Which brings us to the dreaded subject of the Tea Party, their de facto leader Sen. Ted Cruz (R- Texas… where else?) and one of their supporters who stood in front of the White House last week at one of their rallies waving a military flag in one hand and the CONFEDERATE FLAG in the other.  Just to clarify – the Confederate flag is the symbol of the SLAVE-OWNING South during the Civil War and it was being waved in front of a House that has been occupied for the last five years (and will be for three more) by our first BLACK PRESIDENT, his wife and two young daughters.   To clarify just a bit further – this is a president who is the leader of a family and leads/lives in a country that abolished slavery more than 150 years ago.

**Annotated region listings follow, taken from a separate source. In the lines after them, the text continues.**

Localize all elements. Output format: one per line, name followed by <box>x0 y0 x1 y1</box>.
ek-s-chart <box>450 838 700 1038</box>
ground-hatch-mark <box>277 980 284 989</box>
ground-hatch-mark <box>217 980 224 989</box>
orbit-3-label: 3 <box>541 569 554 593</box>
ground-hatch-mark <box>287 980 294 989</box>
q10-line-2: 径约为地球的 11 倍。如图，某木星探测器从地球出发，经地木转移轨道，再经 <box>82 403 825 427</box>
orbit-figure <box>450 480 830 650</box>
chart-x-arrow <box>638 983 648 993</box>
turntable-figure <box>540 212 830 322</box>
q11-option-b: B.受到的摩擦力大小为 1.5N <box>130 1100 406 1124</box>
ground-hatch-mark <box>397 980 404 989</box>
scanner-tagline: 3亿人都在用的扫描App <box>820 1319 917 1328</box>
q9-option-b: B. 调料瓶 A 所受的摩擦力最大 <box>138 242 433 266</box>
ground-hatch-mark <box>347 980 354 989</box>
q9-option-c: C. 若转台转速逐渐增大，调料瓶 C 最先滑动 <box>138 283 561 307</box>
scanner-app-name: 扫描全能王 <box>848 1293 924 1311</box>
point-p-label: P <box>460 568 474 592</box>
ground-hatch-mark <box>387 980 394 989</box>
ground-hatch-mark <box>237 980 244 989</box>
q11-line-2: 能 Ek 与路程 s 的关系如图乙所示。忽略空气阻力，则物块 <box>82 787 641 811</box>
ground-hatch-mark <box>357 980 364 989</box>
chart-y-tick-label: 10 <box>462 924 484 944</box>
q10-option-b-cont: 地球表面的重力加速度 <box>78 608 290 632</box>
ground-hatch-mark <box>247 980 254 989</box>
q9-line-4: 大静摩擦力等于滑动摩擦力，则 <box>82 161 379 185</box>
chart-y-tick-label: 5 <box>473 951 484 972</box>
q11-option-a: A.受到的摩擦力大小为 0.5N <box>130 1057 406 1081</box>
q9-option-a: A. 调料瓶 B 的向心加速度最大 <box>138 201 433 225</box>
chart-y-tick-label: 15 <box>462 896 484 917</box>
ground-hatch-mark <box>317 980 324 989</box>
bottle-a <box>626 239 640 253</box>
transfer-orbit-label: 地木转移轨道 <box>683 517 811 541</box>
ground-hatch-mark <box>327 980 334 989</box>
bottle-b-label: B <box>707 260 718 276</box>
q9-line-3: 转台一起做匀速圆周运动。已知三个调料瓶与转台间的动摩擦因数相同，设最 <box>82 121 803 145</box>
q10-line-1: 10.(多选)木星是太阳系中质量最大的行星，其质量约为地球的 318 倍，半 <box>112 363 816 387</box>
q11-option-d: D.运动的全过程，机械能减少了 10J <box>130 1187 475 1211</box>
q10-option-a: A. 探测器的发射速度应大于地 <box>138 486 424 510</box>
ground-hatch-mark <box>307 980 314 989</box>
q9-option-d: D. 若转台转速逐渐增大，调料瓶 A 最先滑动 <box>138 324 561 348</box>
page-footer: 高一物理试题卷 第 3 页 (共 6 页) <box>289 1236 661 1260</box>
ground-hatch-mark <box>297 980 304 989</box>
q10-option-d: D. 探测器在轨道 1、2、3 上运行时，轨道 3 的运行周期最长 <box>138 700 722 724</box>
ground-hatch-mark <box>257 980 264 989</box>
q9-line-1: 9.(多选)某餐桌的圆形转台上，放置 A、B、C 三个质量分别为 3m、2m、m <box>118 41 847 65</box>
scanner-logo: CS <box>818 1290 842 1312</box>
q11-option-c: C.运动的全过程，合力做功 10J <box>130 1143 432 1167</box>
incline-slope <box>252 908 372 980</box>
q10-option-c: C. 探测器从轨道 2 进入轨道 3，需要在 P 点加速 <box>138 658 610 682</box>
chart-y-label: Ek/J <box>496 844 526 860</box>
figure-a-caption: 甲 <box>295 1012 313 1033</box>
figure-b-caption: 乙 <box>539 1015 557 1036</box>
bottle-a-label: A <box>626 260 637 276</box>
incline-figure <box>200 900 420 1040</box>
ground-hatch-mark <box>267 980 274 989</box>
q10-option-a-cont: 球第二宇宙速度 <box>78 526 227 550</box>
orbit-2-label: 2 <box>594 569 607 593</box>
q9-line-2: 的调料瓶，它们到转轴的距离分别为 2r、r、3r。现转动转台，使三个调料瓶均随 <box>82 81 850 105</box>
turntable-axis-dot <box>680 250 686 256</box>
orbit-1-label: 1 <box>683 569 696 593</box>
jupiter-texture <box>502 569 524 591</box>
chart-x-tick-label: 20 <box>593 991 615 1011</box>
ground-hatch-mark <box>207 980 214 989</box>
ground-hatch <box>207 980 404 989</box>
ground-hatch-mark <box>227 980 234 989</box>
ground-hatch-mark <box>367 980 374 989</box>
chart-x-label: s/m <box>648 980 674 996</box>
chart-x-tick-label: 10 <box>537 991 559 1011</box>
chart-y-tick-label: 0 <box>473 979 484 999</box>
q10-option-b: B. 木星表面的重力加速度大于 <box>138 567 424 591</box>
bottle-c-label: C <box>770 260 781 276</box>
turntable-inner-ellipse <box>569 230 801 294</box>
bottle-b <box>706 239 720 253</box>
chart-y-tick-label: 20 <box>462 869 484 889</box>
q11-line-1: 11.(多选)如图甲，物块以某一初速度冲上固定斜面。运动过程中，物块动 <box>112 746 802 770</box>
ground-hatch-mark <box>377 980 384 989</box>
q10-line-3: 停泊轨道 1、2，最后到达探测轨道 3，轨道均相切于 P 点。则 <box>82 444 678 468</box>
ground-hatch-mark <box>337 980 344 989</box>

The brandishing of the Confederate flag, which Washington Post columnist Jonathan Capehart, an African-American, last week noted sends shivers down the spine of most Black people when they see it, was not an accident.  Nor is the usage of terms like Allah-loving Muslim, as Larry Klayman, of the Tea Party’s Freedom Watch organization, called the president that same day.  These are purposeful demonstrations of ways to make the most powerful person in the country (and once the world, though their antics might have put that fact, and all the rest of us, into jeopardy on the worldwide stage) – someone who also happens to be a Black Man – into the category of:

 THE OTHER – someone unlike the rest of us. 

Never mind that several days later Mr. Klayman laughed off any possible intention of prejudice against the president on MSNBC and maintained his words were merely meant to be metaphorical.  Well, if that’s the case, then does it mean that if I call this guy a pathetic racist and say he should have at least been honest and wrapped himself in a hooded white sheet and burnt a Cross on the White House Lawn if he truly wanted to get his real point across – that I am NOT calling him a member of the KKK but merely using symbolism to get my point across? 

I guess so…NOT.

I know what I said and he knows what he said.  Or does he?  See that’s why despite a deeply felt desire of free speech for everyone, these days you can’t help but silently advocate for an anti-moron law that would allow a sane person to stuff a sock into the mouths of an ill-informed insane person at least 3 times a year – or any time the sane person deemed fit.  Of course, I and my appointed office staff and friends would decide just what normal was.  That only seems fair.

Basically...

Basically…

This all begs the question of why in the last hours of the government shutdown, before being roundly defeated in their plan to dismantle Obamacare, The Tea Party Republicans walked the halls of Congress singing Amazing Grace.  Say what you will about the song (Note: Personally, I recommend the Joan Baez version on her Live Album), it was written by John Newton, a self-proclaimed sinner who was both a minister and a slavery abolitionist.  Originally a church song, Amazing Grace was used to great dramatic effect in Harriet Beecher Stowe’s 1851 anti-slavery novel, Uncle Tom’s Cabin, and became so identified with and popular within the African American community that its members wrote, sang and passed down several new verses of their own to the tune over numerous generations – as did others in several other disenfranchised communities.

One’s mind boggles at the irony of this bag of mixed messaging on the part of the Tea Party– the META of it all.  Or what Alice Roosevelt Longworth would have generally said or done about that current wing of the Republican Party given that her father was a member of the aforementioned when it stood for principles that some today might consider to be liberal.  I can picture only one reaction to all of this, one that I already imagine her doing – rolling over in her grave.